Я вышел и в сопровождении конвойного покинул территорию изолятора. Хотелось жрать и курить…
В бараке встречали как героя! Как и обещал Тягач, был я приписан к третьему отряду, где завхозом был «единственный не прогнивший на тройке козел» — Слава Визунов. Он же пришел за мной в дежурку, чтобы увести в барак.
— Ну как, брат, здоровье? Нормально? — спросил Дима Тягач, когда все расселись за импровизированным столом из трех табуреток, составленных в проходе между шконарями.
— Сильно Журава лютовал?
— Да, было дело. Поначалу туговато пришлось.
— В его смену отказников практически не бывает. Мало кто выдерживает. — вмешался Саня Немец. — Я даже и не упомню, кто последний через него прошел и в лагерь вышел человеком… Кажись Фокс Дима, не помнишь? — обратился он к Тягачу.
— Точно! Фокс! Он потом на дурку уехал. Владимир Василич ему кукушку стряхнул. А вот до него кто… не помню.
В проходняк зашел завхоз третьего Слава, с грелкой в руке. Увидев его, Дима подвинулся, освобождая место.
— Ну че так долго, Толстый! Ты контору выставил?
Завхоз виновато прищурился.
— Конечно выставил. Анцыга поляну стригет. А долго, так это не ко мне, как с промки тусанули, так я сразу и приволок.
— Ну ладно, хорош…. Разливай давай!
Я глотнул отдающей какой-то резиной и еще черт знает чем, жидкости. Горло ожгло. Сначала было противно, но потом самогон растекся по телу, и появилось ощущение спокойствия и умиротворения. Я протянул свой кругаль.
— А ну еще! Завхоз налил, я снова выпил.
Толкач с доброй усмешкой поглядывал на меня.
— Давай, братан, поправляйся! Сегодня сам бог велел. Только закусывай, а то сморит с непривычки.
Я перевел дух. Вонючая жидкость начала свое действие, и стало как-то уютно что ли. Почти как дома. Потянулся за закуской.
— Слушай, Дима, со мной этапом красный один пришел, Демидом кличут. Китайца подельник.
— Уж не Кости ли? — вмешался Немец.
— Да, да! Кости Китайца.

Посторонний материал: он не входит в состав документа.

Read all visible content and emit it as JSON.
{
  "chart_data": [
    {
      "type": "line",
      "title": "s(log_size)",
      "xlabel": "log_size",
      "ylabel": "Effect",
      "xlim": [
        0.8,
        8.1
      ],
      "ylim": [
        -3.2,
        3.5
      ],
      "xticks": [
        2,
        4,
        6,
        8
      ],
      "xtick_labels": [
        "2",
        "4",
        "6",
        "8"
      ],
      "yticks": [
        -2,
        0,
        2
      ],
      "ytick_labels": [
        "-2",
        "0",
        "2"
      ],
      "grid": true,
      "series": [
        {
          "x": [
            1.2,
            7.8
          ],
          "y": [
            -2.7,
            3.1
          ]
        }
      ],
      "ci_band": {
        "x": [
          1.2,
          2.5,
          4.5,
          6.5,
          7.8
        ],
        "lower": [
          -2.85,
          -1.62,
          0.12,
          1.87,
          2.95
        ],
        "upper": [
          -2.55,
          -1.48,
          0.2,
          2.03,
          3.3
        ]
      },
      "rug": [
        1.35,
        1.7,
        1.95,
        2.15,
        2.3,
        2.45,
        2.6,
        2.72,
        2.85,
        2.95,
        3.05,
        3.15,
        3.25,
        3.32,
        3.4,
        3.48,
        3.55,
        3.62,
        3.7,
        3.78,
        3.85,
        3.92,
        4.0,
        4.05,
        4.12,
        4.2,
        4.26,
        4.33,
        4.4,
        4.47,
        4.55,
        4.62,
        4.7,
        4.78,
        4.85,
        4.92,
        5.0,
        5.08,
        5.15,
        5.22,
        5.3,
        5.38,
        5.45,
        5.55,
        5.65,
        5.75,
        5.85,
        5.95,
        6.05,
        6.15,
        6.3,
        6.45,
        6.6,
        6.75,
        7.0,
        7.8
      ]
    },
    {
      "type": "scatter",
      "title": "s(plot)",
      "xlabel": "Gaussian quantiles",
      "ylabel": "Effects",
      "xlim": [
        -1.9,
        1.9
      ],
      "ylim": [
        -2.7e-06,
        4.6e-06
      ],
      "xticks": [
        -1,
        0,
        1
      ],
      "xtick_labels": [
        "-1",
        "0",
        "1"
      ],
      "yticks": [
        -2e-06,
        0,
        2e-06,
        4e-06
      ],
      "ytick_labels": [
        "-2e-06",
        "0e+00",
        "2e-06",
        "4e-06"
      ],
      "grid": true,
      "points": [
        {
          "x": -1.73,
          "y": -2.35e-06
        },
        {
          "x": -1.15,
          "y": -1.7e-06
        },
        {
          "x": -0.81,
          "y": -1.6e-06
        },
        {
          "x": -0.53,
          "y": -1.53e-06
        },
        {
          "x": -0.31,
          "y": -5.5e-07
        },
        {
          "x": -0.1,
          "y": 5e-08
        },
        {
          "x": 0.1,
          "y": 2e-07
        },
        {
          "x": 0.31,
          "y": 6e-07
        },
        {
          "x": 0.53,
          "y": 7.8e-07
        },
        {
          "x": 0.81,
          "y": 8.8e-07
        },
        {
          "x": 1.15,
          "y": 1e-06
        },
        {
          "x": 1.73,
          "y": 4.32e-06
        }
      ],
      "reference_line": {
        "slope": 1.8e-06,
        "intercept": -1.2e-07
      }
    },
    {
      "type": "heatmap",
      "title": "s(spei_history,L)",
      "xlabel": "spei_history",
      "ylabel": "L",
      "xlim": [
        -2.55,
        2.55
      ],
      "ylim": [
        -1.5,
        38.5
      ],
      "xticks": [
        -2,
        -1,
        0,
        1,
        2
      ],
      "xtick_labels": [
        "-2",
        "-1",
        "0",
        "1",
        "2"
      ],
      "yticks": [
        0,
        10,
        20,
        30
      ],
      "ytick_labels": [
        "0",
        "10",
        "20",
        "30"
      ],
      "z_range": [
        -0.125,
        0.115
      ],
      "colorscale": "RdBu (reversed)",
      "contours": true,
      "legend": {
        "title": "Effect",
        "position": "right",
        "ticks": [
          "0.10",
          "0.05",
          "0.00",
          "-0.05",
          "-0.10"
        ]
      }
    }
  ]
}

Так не знаешь случаем куда распределили?
Тягач выжидающе вылупился на Толстого. Тот почесал бритый череп, что-то выуживая из памяти, и выдал.
— Кажись в шестой барак пошел. Он тоже через изолятор в зону поднялся.
— Да ну! — удивился Тягач. — Красному-то чего в карике делать?
— За тряпку в отказ пошел. — сказал я.
— Да ну! — Еще больше подивился Дима. — Что ж так? Да еще в Журавеля-то смену. Он че, трехголовый что ли? Ладно мы за свое страдаем, а этот-то куда?
— Хороший пацан. — ответил я. — Несмотря, что красный. К нему бы приглядеться, Дима, и на должность какую поприличней поставить. — я посмотрел на завхоза Славу. — Может будет на тройке еще один не прогнивший козел.